Human rights violations in Iran are not an arbitrary action of
this or that faction or something practiced by hardliners. It is the law of the
land. Article 4 of IRI’s constitution makes every single article contingent
upon observation of the Islamic laws:
“All civil, penal financial, economic, administrative,
cultural, military, political, and other laws and regulations must be based on
Islamic criteria. This principle applies absolutely and generally to all
articles of the Constitution as well as to all other laws and regulations, and
the fuqaha' of the Guardian Council are judges in this matter.”
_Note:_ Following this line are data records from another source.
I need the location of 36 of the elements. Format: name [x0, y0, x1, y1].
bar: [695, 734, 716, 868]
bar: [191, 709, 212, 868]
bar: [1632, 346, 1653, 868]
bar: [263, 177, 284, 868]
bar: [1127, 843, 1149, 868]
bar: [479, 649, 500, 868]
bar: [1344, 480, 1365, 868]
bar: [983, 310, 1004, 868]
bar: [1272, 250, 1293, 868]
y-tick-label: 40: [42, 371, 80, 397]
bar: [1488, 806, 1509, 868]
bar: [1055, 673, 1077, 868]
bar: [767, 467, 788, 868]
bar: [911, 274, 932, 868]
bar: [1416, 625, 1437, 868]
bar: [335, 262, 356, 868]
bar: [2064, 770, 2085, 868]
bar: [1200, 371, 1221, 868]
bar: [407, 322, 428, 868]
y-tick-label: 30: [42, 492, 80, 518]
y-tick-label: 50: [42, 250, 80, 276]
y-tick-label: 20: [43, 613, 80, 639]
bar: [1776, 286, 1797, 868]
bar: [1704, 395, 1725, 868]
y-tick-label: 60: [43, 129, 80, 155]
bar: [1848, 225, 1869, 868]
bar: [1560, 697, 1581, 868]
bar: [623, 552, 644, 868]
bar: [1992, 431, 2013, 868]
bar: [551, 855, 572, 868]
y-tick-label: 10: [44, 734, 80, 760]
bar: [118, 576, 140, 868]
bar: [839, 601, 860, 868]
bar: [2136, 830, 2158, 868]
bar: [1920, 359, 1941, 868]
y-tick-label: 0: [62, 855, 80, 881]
In sharia’s law that is amended to the constitution,
torture, stoning, and body mutilation are considered lawful acts of correcting
the sinners. There is no reform possible in this system. You touch it and it
collapses. That was why during the presidency of Khatami, NIAC’s darling, and during
the era of “reforms,” the number of individuals being stoned was at its
highest. Neither he nor any other so called reformer dared to condemn this
ultimate form of an inhumane act.
Mr. Parsi is well aware of these facts, which explains why his
reference to human rights is a deceitful act aimed to further cover up his true
intentions. His goal is to put human rights on a table to make the digestion of
a terrorizing system possible. MEHR has been advocating for inclusion of the
human rights observation as a precondition for any negotiation with the Islamic
Regime. This precondition is not warranted by lecturing the notorious regime or
by issuing statements and reports on human rights violations. These gestures
have been made by the U.S and Europeans repeatedly in so many years. Each year,
State Department and EU States as well as all human rights organizations and UN
publish reports in condemnation of the Iran for human rights violations. Yet,
at the very same time, lucrative deals have been made with the very same regime
with no conditions whatsoever.
If one truly cares for human rights, it would be made a
precondition for any negotiation, and the release of all political prisoners
would be a first step. Mr. Parsi cannot afford taking such a position because
he knows that the IRI would never accept these conditions and friendly
relations with the Mullahs would become history. For him, human rights are only
good as a decoration of negotiations that would compromise and betray the
Iranian struggle for a secular democracy.